Dates traveled: May 7, 2017; several times between 2013-2015
Port Renfrew is one of the most under-developed towns in Canada I’ve ever seen, which isn’t meant as a slight. The roads and buildings there are haphazard because it doesn’t see a lot of traffic. There is no cell service, and the nearest town is on the other side of the large park, about a half hour away. It’s somewhere you could go if you didn’t want to be bothered and liked the rugged side of the outdoors.

The one breakfast place they have is cute. It’s in what is clearly a small house, and the public bathrooms are outdoors and unattached to the building. Aside from the main highway, there are a couple old logging roads you can get to from Port Renfrew if you want to take a scenic and bumpy route to other parts of the island.

I wanted to try this once on an extended drive to Tofino. Eventually we had to turn back from our initial logging road route a couple hours in because it was covered in snow (in May). We should have known better, but I was enjoying myself. Towards the end of the road, there were signs with bullet holes in them. We didn’t get much farther than this ‘google maps is wrong’ sign.

Port Renfrew is probably most known for being at the beginning (or end) of the west coast trail and the beginning (or end) of the Juan de Fuca trail. I’ve walked on parts of the Juan de Fuca Trail, but doing the whole thing in one shot (it would take a few days) is still on my bucket list, as is the longer west coast trail.

Juan de Fuca Provincial Park is on the southwestern side of Vancouver Island, more or less as west as you can go in Canada. North of it is Tofino/Ucluelet, but in order to go straight there you have to use the logging roads (as we tried to do unsuccessfully, even in the big SUV), and it’s actually faster to travel two hours east to get to the ‘main’ highway to take there. So this area is pretty disconnected from other places and has intense weather, a shipwreck paradise if such a thing exists.

The trail from China Beach to the edge of Port Renfrew was used by shipwrecked passengers to travel back to a community. There is lots of wildlife in the area. It’s not that far from Victoria (an hour and a half drive), but the towns on the way are small and most of the area is bush.
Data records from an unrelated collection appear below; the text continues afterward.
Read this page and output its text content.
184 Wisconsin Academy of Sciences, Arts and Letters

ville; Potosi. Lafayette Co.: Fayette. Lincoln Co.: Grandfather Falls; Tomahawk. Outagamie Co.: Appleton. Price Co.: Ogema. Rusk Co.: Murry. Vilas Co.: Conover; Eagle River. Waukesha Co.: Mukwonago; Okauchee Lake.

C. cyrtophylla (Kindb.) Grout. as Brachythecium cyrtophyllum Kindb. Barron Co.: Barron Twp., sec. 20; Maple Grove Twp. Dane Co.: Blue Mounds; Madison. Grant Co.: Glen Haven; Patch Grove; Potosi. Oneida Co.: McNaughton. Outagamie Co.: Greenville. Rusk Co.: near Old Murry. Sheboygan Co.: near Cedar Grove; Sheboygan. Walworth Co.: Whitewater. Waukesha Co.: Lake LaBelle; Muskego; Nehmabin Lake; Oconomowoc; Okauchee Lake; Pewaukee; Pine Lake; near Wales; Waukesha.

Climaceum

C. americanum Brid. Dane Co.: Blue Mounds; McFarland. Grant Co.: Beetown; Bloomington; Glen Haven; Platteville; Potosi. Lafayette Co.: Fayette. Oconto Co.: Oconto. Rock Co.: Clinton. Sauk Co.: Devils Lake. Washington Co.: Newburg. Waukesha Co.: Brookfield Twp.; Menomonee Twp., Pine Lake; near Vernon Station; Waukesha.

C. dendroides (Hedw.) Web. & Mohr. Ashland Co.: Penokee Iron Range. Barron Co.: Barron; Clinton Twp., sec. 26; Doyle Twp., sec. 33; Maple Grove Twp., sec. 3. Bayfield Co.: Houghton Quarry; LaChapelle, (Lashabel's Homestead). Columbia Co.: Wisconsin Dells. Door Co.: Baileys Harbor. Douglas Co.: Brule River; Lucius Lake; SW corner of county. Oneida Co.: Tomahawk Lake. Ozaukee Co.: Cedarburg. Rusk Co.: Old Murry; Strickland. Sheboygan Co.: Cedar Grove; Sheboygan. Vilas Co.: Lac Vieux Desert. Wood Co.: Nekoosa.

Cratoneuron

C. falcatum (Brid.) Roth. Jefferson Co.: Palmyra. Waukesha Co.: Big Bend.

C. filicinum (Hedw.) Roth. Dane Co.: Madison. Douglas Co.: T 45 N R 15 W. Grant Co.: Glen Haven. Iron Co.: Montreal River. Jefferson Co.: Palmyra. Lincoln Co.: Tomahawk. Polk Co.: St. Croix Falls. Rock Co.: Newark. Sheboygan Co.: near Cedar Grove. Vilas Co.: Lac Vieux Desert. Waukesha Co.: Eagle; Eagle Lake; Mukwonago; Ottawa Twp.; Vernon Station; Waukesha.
The drivers we did encounter closer to China Beach were of the adventurous kind, to say the least, and I presume were local to the area.

There is a mix of shoreline and forest, both of which are overwhelming by themselves, and when joint together like on parts of the trail, the combination is spectacular. Places that take a little while to get to have a more serene mood than the ones easily accessible, partly because fewer people are there and partly because the people going there normally do so with the mindset that they are going ‘into nature’. They want to be somewhere where there’s no cell service, which affects how they interact with others and the environment. There is an enhanced consciousness of place simply by awareness of it both by expectation before arrival and the uniqueness compared with other places.

I camped at Sombrio beach once, in the middle of the park, which is known as a party beach at certain times of the year. Cops closed off the roads that go up to the beach to discourage teenagers from going there, so we had to walk a few km from the highway with our backpacks to get there. For a southern Ontario born city boy like me, this was already way out of my comfort zone at the time.

I loved the drive from Victoria. A couple hours on quiet windy roads, much less popular than the longer trip to Tofino. The relative tranquility for such a beautiful and accessible place (if you’re living in Victoria at the time, that is – hugely inaccessible for anyone living in any other city in the world) made it great for a day trip or a weekend outdoors. It’s one of the places I miss most about Vancouver Island because there really is nowhere I’ve been since that’s like it.

Since I was last there a few years ago, I’ve seen a lot more people posting about Mystic Beach, which is just a couple km into the first stretch of the Juan de Fuca trail. It’s very instagramable. I wonder if the rope swing some unknowing person installed one day decades ago, or the little waterfall spraying off the side of the rock, are more desired or travelled to in the social media age, or if it’s coincidence that I’m seeing more of my acquaintances experience it.

Therein lies one of the downsides of accessible travel. The more people are experiencing a place, the more they interact with it, and the more it changes. And the hipster side of me, my counter-cultural leanings, makes me feel less special about having gone to places that are now so often photographed.

I’m not quite selfish enough to wish that only I get to experience beauty, but the increasing number of people treading on fragile ecosystems is a real thing. Perhaps there will be a re-set as more people can ‘travel’ digitally, or restrictions or lack of money curtail physical travelling globally.